Kisenosato se positionne décidément comme une bête noire (relative, bien sûr) du yokozuna Hakuho. Après les deux victoires de fin 2010-début 2011 sur son adversaire, on pense juste avant cet affrontement que le Mongol, qui vient de voir son unique poursuivant Gagamaru défait par Kotoshogiku, ne va faire qu'une bouchée de pain de l'aspirant ozeki face auquel il a un gros appétit de vengeance. Mais si le yokozuna est jusqu'ici parvenu, lors des rares occasions au cours desquelles il a été mis en difficultés, à retourner la situation, il n'en est rien aujourd'hui. Kisenosato engage merveilleusement son combat en imprimant après l'atari un imperceptible décalage sur sa gauche tout en bloquant le bras droit meurtrier du yokozuna. Il ne reste plus alors au Japonais qu'à tourner sur lui-même tout en accentuant sa prise de bras pour infliger un superbe kotenage, l'une des prises les plus dangereuses du sumo (Toyonoshima en sait quelque chose), dont Hakuho se sort sans mal en abandonnant très vite toute velléité de résistance pour concéder son premier revers du basho. On aime les fin de basho à enjeu, le résultat de ce torikumi ne décevra pas les amateurs de suspense, on le voit à l'animation du forum qui reprend une vigueur qu'on ne lui avait pas connue depuis quelques temps.
Sensation au Kokugikan
Car derrière le yokozuna, toujours seul en tête, c'est désormais une meute de trois poursuivant qui va être dans l'attente du moindre faux-pas du géant mongol. A commencer par Kotoshogiku, opposé dans le deuxième choc de la journée à la surprise du basho, le Géorgien gargantuesque Gagamaru. Si ce dernier a su profiter à plein de son double quintal pour engranger dix succès de rang, il ne peut rien ce jour contre l'élève de Sadogatake bien décidé à rattraper sa bévue de la veille. Après avoir absorbé la charge de Gagamaru, Kotoshogiku met directement les deux mains sur le mawashi de son adversaire et enchaîne ses traditionnels gaburi-yori, une fois de plus imparables. Kotoshogiku sera demain opposé au yokozuna Hakuho, un choc qui pourrait presque lui assurer une promotion comme ozeki en cas de victoire (improbable en toute logique, mais qu'est-ce que la logique dans le sumo ?).

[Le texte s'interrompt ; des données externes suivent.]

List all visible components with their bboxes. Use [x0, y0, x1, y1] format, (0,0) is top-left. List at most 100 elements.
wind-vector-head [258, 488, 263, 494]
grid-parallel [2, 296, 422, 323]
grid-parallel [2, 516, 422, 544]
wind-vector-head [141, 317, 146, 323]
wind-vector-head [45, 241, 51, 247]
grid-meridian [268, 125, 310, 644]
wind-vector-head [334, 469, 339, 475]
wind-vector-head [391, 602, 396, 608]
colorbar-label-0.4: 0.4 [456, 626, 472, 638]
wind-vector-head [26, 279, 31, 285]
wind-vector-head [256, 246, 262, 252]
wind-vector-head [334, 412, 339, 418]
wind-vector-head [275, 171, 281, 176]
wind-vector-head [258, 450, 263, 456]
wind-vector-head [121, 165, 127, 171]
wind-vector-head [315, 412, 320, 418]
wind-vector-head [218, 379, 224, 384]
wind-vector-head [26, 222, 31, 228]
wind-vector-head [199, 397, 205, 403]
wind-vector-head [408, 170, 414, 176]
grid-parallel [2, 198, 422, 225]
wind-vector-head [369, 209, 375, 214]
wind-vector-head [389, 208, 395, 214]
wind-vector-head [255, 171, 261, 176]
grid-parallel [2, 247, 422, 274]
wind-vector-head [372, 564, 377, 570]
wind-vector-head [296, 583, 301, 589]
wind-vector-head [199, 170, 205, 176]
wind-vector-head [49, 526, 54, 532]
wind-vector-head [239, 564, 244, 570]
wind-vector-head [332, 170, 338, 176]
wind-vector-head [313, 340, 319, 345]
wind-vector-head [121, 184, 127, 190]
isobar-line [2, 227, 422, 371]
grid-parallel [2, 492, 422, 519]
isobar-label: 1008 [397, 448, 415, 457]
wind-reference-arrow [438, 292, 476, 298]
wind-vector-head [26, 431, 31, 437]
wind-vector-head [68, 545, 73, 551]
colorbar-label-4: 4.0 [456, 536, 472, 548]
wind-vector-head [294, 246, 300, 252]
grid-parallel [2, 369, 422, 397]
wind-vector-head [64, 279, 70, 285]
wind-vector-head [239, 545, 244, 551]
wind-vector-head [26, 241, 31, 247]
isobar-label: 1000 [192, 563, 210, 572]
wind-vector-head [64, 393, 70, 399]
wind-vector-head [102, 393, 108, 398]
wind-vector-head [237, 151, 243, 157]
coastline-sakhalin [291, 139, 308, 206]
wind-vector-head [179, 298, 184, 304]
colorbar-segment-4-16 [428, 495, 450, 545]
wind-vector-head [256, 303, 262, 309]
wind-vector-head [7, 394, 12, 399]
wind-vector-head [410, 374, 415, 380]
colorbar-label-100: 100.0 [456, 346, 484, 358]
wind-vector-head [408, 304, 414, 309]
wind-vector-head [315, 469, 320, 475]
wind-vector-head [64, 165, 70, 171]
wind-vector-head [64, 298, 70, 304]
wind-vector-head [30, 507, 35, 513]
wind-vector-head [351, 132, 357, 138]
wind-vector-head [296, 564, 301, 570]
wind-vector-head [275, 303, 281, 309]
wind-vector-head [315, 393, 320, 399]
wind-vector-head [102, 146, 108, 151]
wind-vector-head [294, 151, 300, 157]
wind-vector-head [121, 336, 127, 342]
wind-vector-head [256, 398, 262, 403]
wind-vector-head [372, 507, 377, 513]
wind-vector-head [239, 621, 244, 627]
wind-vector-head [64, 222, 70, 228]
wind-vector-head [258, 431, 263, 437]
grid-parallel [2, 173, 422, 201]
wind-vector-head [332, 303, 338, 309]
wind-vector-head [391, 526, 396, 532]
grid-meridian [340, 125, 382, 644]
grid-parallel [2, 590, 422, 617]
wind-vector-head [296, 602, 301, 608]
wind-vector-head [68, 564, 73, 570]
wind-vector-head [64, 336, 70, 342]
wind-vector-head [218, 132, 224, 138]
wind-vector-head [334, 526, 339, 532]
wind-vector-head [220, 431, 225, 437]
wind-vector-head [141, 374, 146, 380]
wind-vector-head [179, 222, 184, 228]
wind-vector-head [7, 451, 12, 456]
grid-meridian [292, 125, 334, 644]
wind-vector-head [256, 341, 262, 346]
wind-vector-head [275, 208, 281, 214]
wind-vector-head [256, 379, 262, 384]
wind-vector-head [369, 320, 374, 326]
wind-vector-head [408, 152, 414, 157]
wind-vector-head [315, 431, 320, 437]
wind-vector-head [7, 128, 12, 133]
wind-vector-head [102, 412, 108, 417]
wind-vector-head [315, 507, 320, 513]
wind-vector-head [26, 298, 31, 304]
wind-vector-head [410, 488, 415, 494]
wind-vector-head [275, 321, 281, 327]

Jean qui rit, Jean qui pleure. Kotoshogiku se relance avant un combat primordial.
Le troisième larron du groupe de poursuite est un lutteur dont on n'a que peu évoqué les performances jusque là : Kitataiki. Ayant connu ses deux seules défaites un peu plus tôt dans le tournoi que Gagamaru, il n'a pas eu à subir pour l'heure un torikumi rendu plus compliqué. Opposé à Wakakoyu qui lui réussit traditionnellement bien, il doit dans un premier temps s'employer pour encaisser les tsuppari de son adversaire, mais une fois la garde de celui-ci pénétrée, les jeux sont faits. Il aura toutefois à s'employer plus demain, rencontrant un Homasho en forme et bien décidé à décrocher le kachi-koshi pour devenir sanyaku.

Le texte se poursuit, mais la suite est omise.